New Mexican ranchers since colonial days had raised a mongrel class of cattle known as criollos. Often they grazed their herds upon the unfenced public domain.

However, with the advent of American stock raisers in the last decades of the 19th century, a problem arose. The progressive newcomers began introducing pure-blooded animals in an effort to upgrade the quality of beef and enhance profits.

On the open range, though, the pricey new cattle inevitably bred with the common grade criollos, angering the ambitious Americans.

Since the New Mexicans had no interest in or could not afford importing blooded stock, their rivals sought redress in Santa Fe with the legislature.

They managed to get enacted a discriminatory measure that prohibited ranchers from running stock upon New Mexico grasslands unless they had a minimum of six bulls for every 100 head of cows. In addition, three-fourths of the bulls were required to be American breeds.

Penalties for violators were stiff. Owners failing to comply with the “American Bull Act,” as it was named, faced a heavy fine and a term in the territorial penitentiary at Santa Fe.

Like an early day Lone Ranger, Las Cruces lawyer Albert B. Fall came riding to the rescue of the aggrieved parties. It would be, perhaps, his finest hour.

Growing up in Kentucky, Fall taught school and read law until health problems prompted him to move to Texas, where a better climate cured him.

Twice he went up the Chisholm Trail with a beef herd and afterward worked at mining in Mexico. The year 1885 found him prospecting around Silver City and eastward into the Black Range.

By 1887, Fall had settled in Las Cruces with his family. There he passed the bar exam and opened a law office. Among his early clients were native ranchers, charged and indicted with violation of the American Bull Act.

Apparently, most of the 20 or more men he defended spoke no English, but A.B. Fall by now was fluent in Spanish. Thus, during jury trials, he could dispense with interpreters.

Taking on the Bull Act as a personal crusade, Fall challenged its legality in the 3rd District Court at Las Cruces. And he won. The court declared that the American Bull Act violated federal law.

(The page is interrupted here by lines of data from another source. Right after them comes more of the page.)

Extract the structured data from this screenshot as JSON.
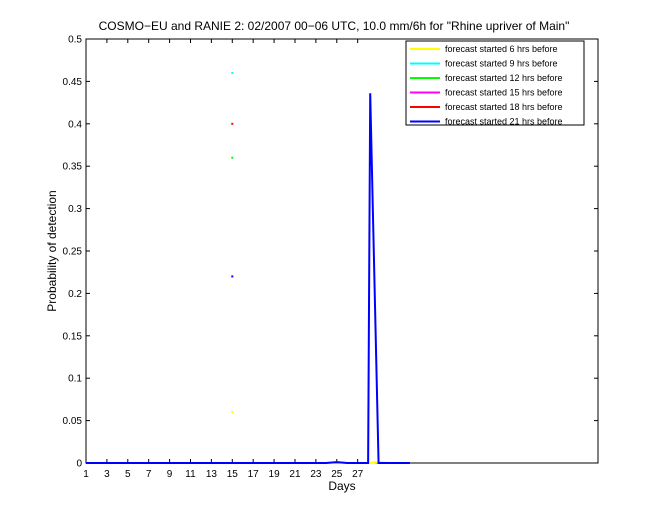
{
  "chart_data": {
    "type": "line",
    "title": "COSMO−EU and RANIE 2: 02/2007 00−06 UTC, 10.0 mm/6h for \"Rhine upriver of Main\"",
    "xlabel": "Days",
    "ylabel": "Probability of detection",
    "xlim": [
      1,
      50
    ],
    "ylim": [
      0,
      0.5
    ],
    "xticks": [
      1,
      3,
      5,
      7,
      9,
      11,
      13,
      15,
      17,
      19,
      21,
      23,
      25,
      27
    ],
    "yticks": [
      0,
      0.05,
      0.1,
      0.15,
      0.2,
      0.25,
      0.3,
      0.35,
      0.4,
      0.45,
      0.5
    ],
    "legend_position": "top-right",
    "series": [
      {
        "name": "forecast started 6 hrs before",
        "color": "#ffff00",
        "points": [
          [
            15,
            0.06
          ]
        ],
        "line": [
          [
            1,
            0
          ],
          [
            24,
            0
          ],
          [
            25,
            0.001
          ],
          [
            26,
            0
          ],
          [
            28,
            0
          ],
          [
            29,
            0.001
          ],
          [
            30,
            0
          ]
        ]
      },
      {
        "name": "forecast started 9 hrs before",
        "color": "#00ffff",
        "points": [
          [
            15,
            0.46
          ]
        ],
        "line": []
      },
      {
        "name": "forecast started 12 hrs before",
        "color": "#00ff00",
        "points": [
          [
            15,
            0.36
          ]
        ],
        "line": []
      },
      {
        "name": "forecast started 15 hrs before",
        "color": "#ff00ff",
        "points": [],
        "line": []
      },
      {
        "name": "forecast started 18 hrs before",
        "color": "#ff0000",
        "points": [
          [
            15,
            0.4
          ]
        ],
        "line": []
      },
      {
        "name": "forecast started 21 hrs before",
        "color": "#0000ff",
        "points": [
          [
            15,
            0.22
          ]
        ],
        "line": [
          [
            1,
            0
          ],
          [
            24,
            0
          ],
          [
            25,
            0.001
          ],
          [
            26,
            0
          ],
          [
            28,
            0
          ],
          [
            28.2,
            0.436
          ],
          [
            29,
            0
          ],
          [
            32,
            0
          ]
        ]
      }
    ]
  }
}
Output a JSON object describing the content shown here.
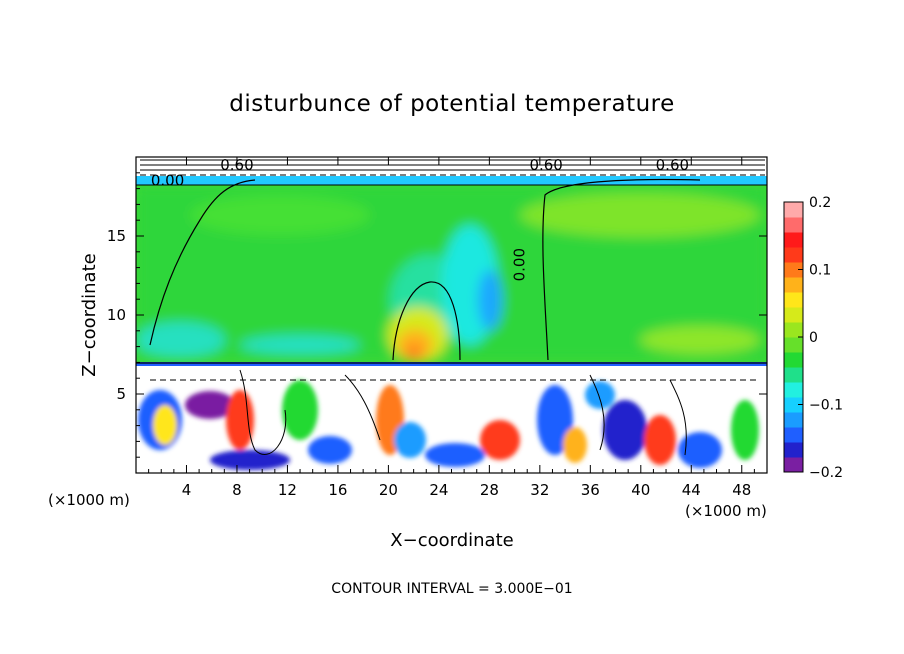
{
  "chart_data": {
    "type": "heatmap",
    "title": "disturbunce of potential temperature",
    "xlabel": "X−coordinate",
    "ylabel": "Z−coordinate",
    "x_unit_left": "(×1000 m)",
    "x_unit_right": "(×1000 m)",
    "xlim": [
      0,
      50
    ],
    "ylim": [
      0,
      20
    ],
    "xticks": [
      4,
      8,
      12,
      16,
      20,
      24,
      28,
      32,
      36,
      40,
      44,
      48
    ],
    "xtick_labels": [
      "4",
      "8",
      "12",
      "16",
      "20",
      "24",
      "28",
      "32",
      "36",
      "40",
      "44",
      "48"
    ],
    "yticks": [
      5,
      10,
      15
    ],
    "ytick_labels": [
      "5",
      "10",
      "15"
    ],
    "colorbar": {
      "range": [
        -0.2,
        0.2
      ],
      "tick_values": [
        0.2,
        0.1,
        0,
        -0.1,
        -0.2
      ],
      "tick_labels": [
        "0.2",
        "0.1",
        "0",
        "−0.1",
        "−0.2"
      ],
      "colors": [
        "#7a1fa2",
        "#2222cc",
        "#1f5fff",
        "#1a9cff",
        "#16d0ff",
        "#22f0e0",
        "#1fe08a",
        "#22d933",
        "#66e02a",
        "#9ae61f",
        "#d6ea1a",
        "#ffe61a",
        "#ffb21a",
        "#ff7a1a",
        "#ff3a1a",
        "#ff1a1a",
        "#ff6b6b",
        "#ffaaaa"
      ]
    },
    "contour_labels": [
      {
        "text": "0.00",
        "x": 2.5,
        "y": 18.5
      },
      {
        "text": "0.00",
        "x": 30.8,
        "y": 13.5
      },
      {
        "text": "0.60",
        "x": 8.0,
        "y": 19.5
      },
      {
        "text": "0.60",
        "x": 32.5,
        "y": 19.5
      },
      {
        "text": "0.60",
        "x": 42.5,
        "y": 19.5
      }
    ],
    "contour_interval_label": "CONTOUR INTERVAL = 3.000E−01"
  }
}
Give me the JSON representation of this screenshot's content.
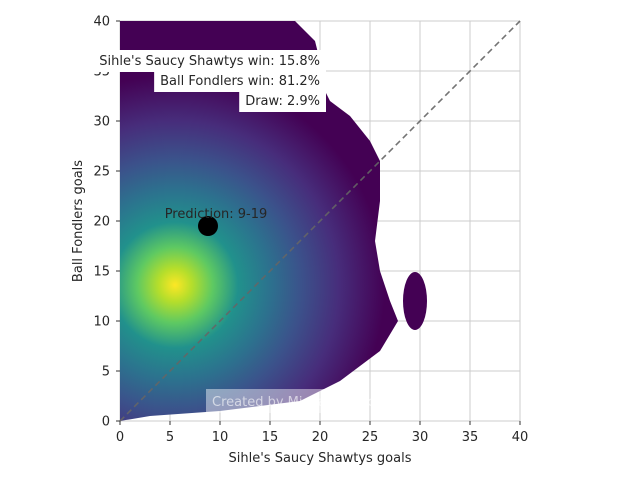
{
  "chart_data": {
    "type": "heatmap",
    "subtype": "kde-density",
    "xlabel": "Sihle's Saucy Shawtys goals",
    "ylabel": "Ball Fondlers goals",
    "xlim": [
      0,
      40
    ],
    "ylim": [
      0,
      40
    ],
    "xticks": [
      0,
      5,
      10,
      15,
      20,
      25,
      30,
      35,
      40
    ],
    "yticks": [
      0,
      5,
      10,
      15,
      20,
      25,
      30,
      35,
      40
    ],
    "grid": true,
    "colormap": "viridis",
    "density_peak": {
      "x": 5.5,
      "y": 13.5
    },
    "density_region": [
      [
        0,
        0
      ],
      [
        3,
        0.5
      ],
      [
        10,
        1
      ],
      [
        18,
        2
      ],
      [
        22,
        4
      ],
      [
        26,
        7
      ],
      [
        27.8,
        10
      ],
      [
        27,
        12
      ],
      [
        26,
        15
      ],
      [
        25.5,
        18
      ],
      [
        26,
        22
      ],
      [
        26,
        26
      ],
      [
        25,
        28
      ],
      [
        23,
        30.5
      ],
      [
        21,
        32
      ],
      [
        20.5,
        33
      ],
      [
        20,
        36
      ],
      [
        19.5,
        38
      ],
      [
        17.5,
        40
      ],
      [
        0,
        40
      ]
    ],
    "density_island": {
      "cx": 29.5,
      "cy": 12,
      "rx": 1.2,
      "ry": 2.9
    },
    "prediction_point": {
      "x": 8.8,
      "y": 19.5
    },
    "prediction_label": "Prediction: 9-19",
    "reference_line": {
      "from": [
        0,
        0
      ],
      "to": [
        40,
        40
      ],
      "style": "dashed"
    },
    "annotations": [
      "Sihle's Saucy Shawtys win: 15.8%",
      "Ball Fondlers win: 81.2%",
      "Draw: 2.9%"
    ],
    "watermark": "Created by Michael Nefiodovas",
    "colors": {
      "viridis_low": "#440154",
      "viridis_high": "#fde725",
      "point": "#000000",
      "grid": "#cccccc",
      "reference_line": "#666666"
    }
  }
}
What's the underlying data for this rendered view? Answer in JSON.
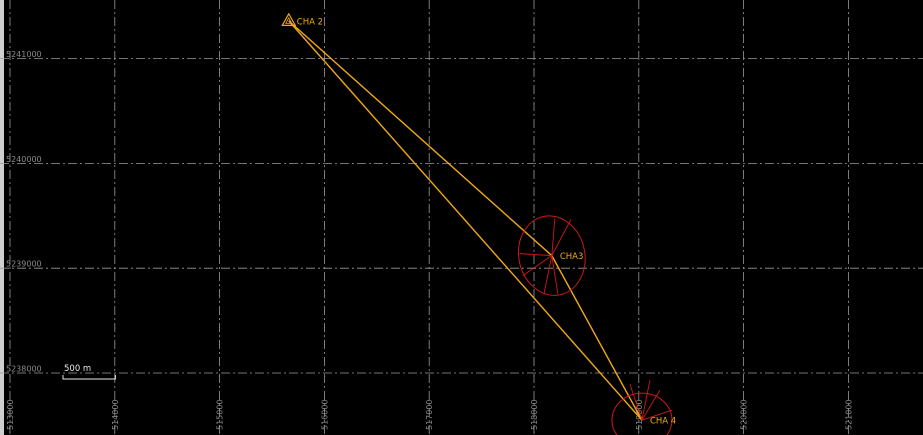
{
  "map": {
    "easting_labels": [
      "513000",
      "514000",
      "515000",
      "516000",
      "517000",
      "518000",
      "519000",
      "520000",
      "521000"
    ],
    "northing_labels": [
      "5238000",
      "5239000",
      "5240000",
      "5241000"
    ],
    "scale_bar": {
      "label": "500 m",
      "length_m": 500
    },
    "stations": [
      {
        "name": "CHA 2",
        "easting": 515660,
        "northing": 5241360,
        "symbol": "triangle"
      },
      {
        "name": "CHA3",
        "easting": 518170,
        "northing": 5239120,
        "symbol": "error-ellipse"
      },
      {
        "name": "CHA 4",
        "easting": 519030,
        "northing": 5237550,
        "symbol": "error-ellipse"
      }
    ],
    "observations": [
      {
        "from": "CHA 2",
        "to": "CHA3"
      },
      {
        "from": "CHA 2",
        "to": "CHA 4"
      },
      {
        "from": "CHA3",
        "to": "CHA 4"
      }
    ],
    "colors": {
      "background": "#000000",
      "grid": "#9a9a9a",
      "observation_line": "#f0a818",
      "error_ellipse": "#d01818",
      "station_label": "#f0a818",
      "grid_label": "#8a8a8a",
      "scale_bar": "#e8e8e8"
    }
  }
}
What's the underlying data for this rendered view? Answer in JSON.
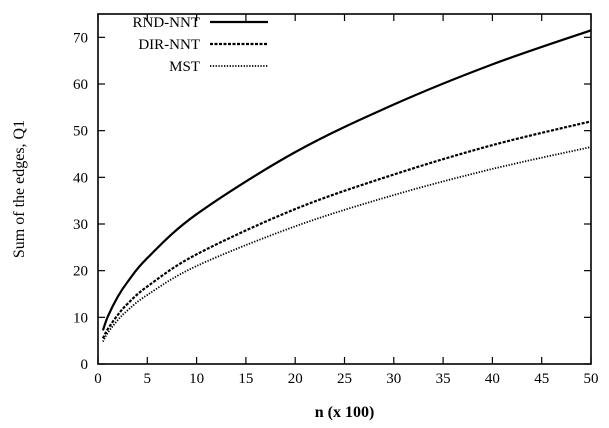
{
  "chart_data": {
    "type": "line",
    "title": "",
    "xlabel": "n (x 100)",
    "ylabel": "Sum of the edges, Q1",
    "xlim": [
      0,
      50
    ],
    "ylim": [
      0,
      75
    ],
    "xticks": [
      0,
      5,
      10,
      15,
      20,
      25,
      30,
      35,
      40,
      45,
      50
    ],
    "yticks": [
      0,
      10,
      20,
      30,
      40,
      50,
      60,
      70
    ],
    "grid": false,
    "legend_position": "top-left",
    "series": [
      {
        "name": "RND-NNT",
        "style": "solid",
        "color": "#000000",
        "x": [
          0.5,
          1,
          2,
          3,
          5,
          10,
          20,
          30,
          40,
          50
        ],
        "y": [
          7.2,
          10.2,
          14.4,
          17.6,
          22.7,
          32.1,
          45.4,
          55.6,
          64.2,
          71.5
        ]
      },
      {
        "name": "DIR-NNT",
        "style": "dashed",
        "color": "#000000",
        "x": [
          0.5,
          1,
          2,
          3,
          5,
          10,
          20,
          30,
          40,
          50
        ],
        "y": [
          5.5,
          7.5,
          10.5,
          12.9,
          16.6,
          23.5,
          33.2,
          40.6,
          46.9,
          52.0
        ]
      },
      {
        "name": "MST",
        "style": "dotted",
        "color": "#000000",
        "x": [
          0.5,
          1,
          2,
          3,
          5,
          10,
          20,
          30,
          40,
          50
        ],
        "y": [
          4.8,
          6.7,
          9.4,
          11.5,
          14.8,
          21.0,
          29.5,
          36.2,
          41.8,
          46.5
        ]
      }
    ]
  }
}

At the very time those proceedings were in progress, Fall decided to enter politics. Winning a seat in the territorial legislature, he managed to get the prejudicial Bull Act repealed, soon after taking his seat inthe capitol.

From that point, Fall’s career soared like a meteor. Lofty offices in Santa Fe that he won included associate justice on the territorial supreme court and two terms as attorney general. In 1912, the statehood year, he advanced to the U.S. Senate.

There, he became a friend of Sen. Warren G. Harding, who was elected president in 1921. The following year, Fall was named Secretary of Interior in Harding’s cabinet.

Up to that time, no other New Mexican had ever achieved such a high position in Washington. Fall’s world crumbled, however, when he was accused and convicted of accepting bribes for leasing government oil lands to friends, in the infamous Tea Pot Dome Scandal.

Fall went to prison in 1931, never to recover his reputation or fortune.

Fall’s significant role in abolishing the American Bull Act has been forgotten. Yet, that small incident remains part of New Mexico’s ranching history.